Diabetes Forecast

Where We've Been...

60 Years of Diabetes Forecast

By Katie Bunker and A. Kate Harsh , ,

It was 1948—the same year that saw the birth of Rock and Roll, the state of Israel, NASCAR, and Ozzy Osborne. ADA Forecast was published in January, the first national magazine for people with diabetes. Initially appearing six times a year, the magazine was funded by an anonymous gift of $100,000. The editor-in-chief at the time, Elizabeth Mullann, explained that the word "Forecast" was chosen to denote a bright future for people with diabetes.

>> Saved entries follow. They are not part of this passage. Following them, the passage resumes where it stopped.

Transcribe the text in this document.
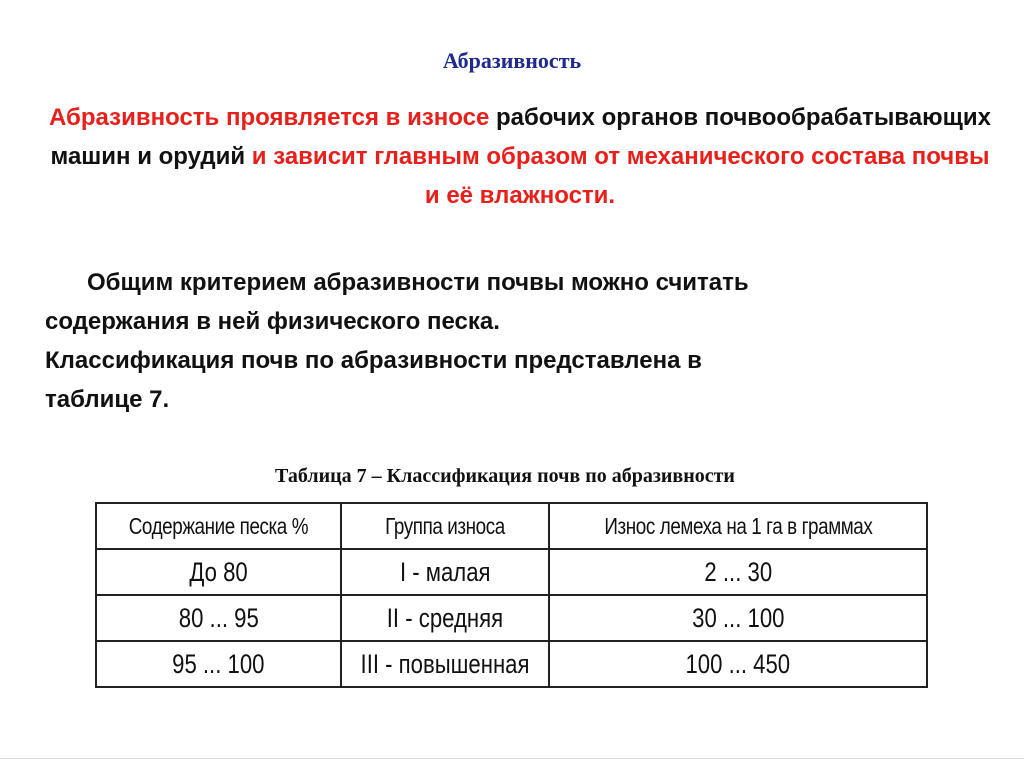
Абразивность
Абразивность проявляется в износе рабочих органов почвообрабатывающих машин и орудий и зависит главным образом от механического состава почвы и её влажности.
Общим критерием абразивности почвы можно считать
содержания в ней физического песка.
Классификация почв по абразивности представлена в
таблице 7.
Таблица 7 – Классификация почв по абразивности
Содержание песка %	Группа износа	Износ лемеха на 1 га в граммах
До 80	I - малая	2 ... 30
80 ... 95	II - средняя	30 ... 100
95 ... 100	III - повышенная	100 ... 450
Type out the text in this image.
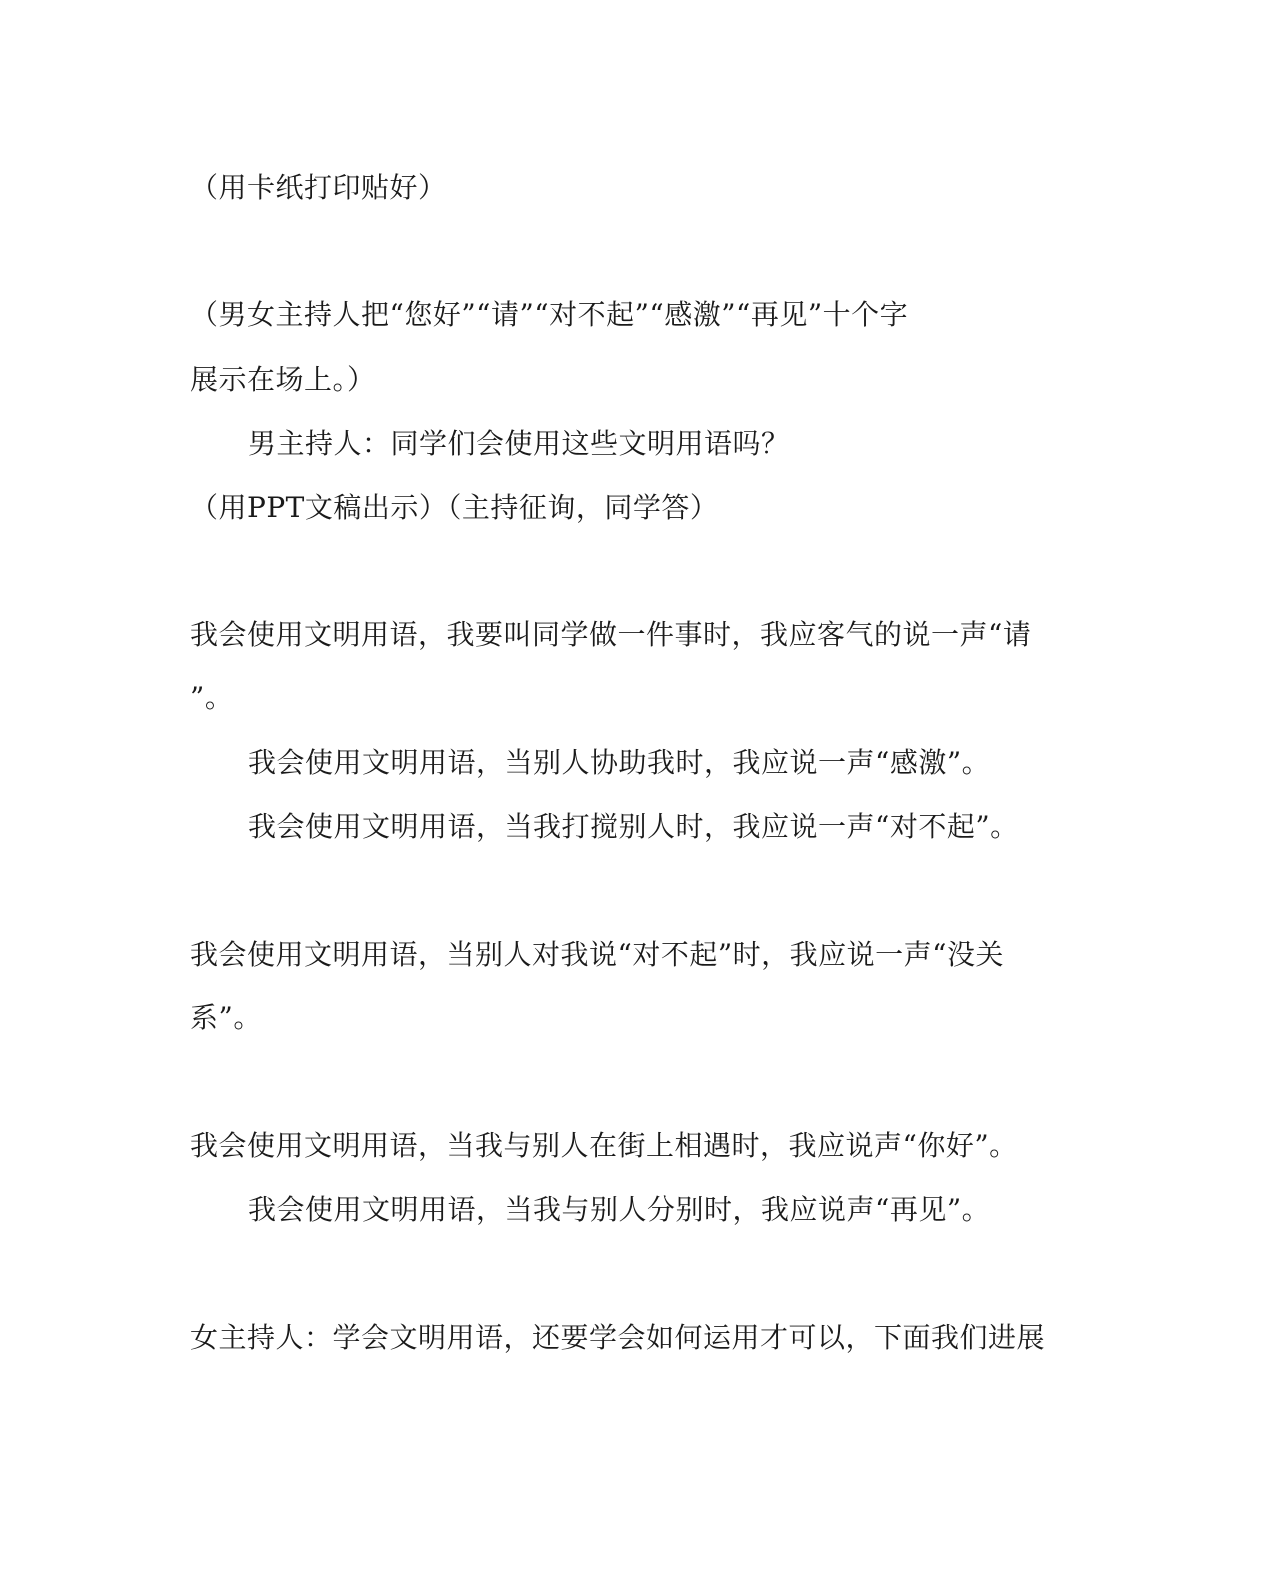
（用卡纸打印贴好）
（男女主持人把“您好”“请”“对不起”“感激”“再见”十个字
展示在场上。）
男主持人：同学们会使用这些文明用语吗？
（用PPT文稿出示）（主持征询，同学答）
我会使用文明用语，我要叫同学做一件事时，我应客气的说一声“请
”。
我会使用文明用语，当别人协助我时，我应说一声“感激”。
我会使用文明用语，当我打搅别人时，我应说一声“对不起”。
我会使用文明用语，当别人对我说“对不起”时，我应说一声“没关
系”。
我会使用文明用语，当我与别人在街上相遇时，我应说声“你好”。
我会使用文明用语，当我与别人分别时，我应说声“再见”。
女主持人：学会文明用语，还要学会如何运用才可以，下面我们进展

ADA Forecast looked nothing like what you see today. Originally sized at just 5 inches by 7 inches, the small paper booklet was about 30 pages in length and included no advertising. It was mailed to recipients in a brown paper bag—diabetes still bore a strong social stigma in many circles. The first magazine-size issue was published in 1974 (without the brown-bag wrapper) and renamed Diabetes Forecast. In 1951, ADA Forecast was read by 20,000 subscribers. Today, an estimated 4.5 million people read the magazine every month.

"Hiram Hamster" was created by schoolteacher Clara Swanson for an ADA Forecast Cartoon Contest in 1967. He was featured frequently up through 1973, giving readers helpful hints for managing their diabetes.

March 1951 marks the first appearance of Dave's Diary, a popular feature created by former ADA President Frederick Williams, MD. "Dave" shared humorous, helpful lessons on dealing with diabetes in daily life.

What We Learned...

Diabetes Forecast was there when the American Diabetes Association announced its approval of a standardized insulin syringe in 1949. We saw Frederick Sanger characterize the protein make-up of insulin in 1955. During the Cold War, we listed emergency food rations that readers should stow away in case of a bombing. In recent years, we've covered discrimination in schools and at work.

What We Ate...

As the number of people with diabetes grew, the demands for different dietary needs grew as well. Forecast addressed those needs with continuing coverage of the artificial sweetener debate, alternative recipes for traditional holiday foods, evaluation of menu items at fast food restaurants, and attention to ethnic diversity in meal planning.

Who We Talked To...

Forecast has made an effort to represent the many faces of diabetes throughout the decades—and many of those faces, it turns out, are recognizable. Readers over the years have drawn inspiration from stories of celebrities, including athletes like baseball player Catfish Hunter, and rock stars like Bret Michaels and Nick Jonas. While most of the celebrities featured on Forecast covers have diabetes themselves, some of them are simply famous spokespeople interested in the cause.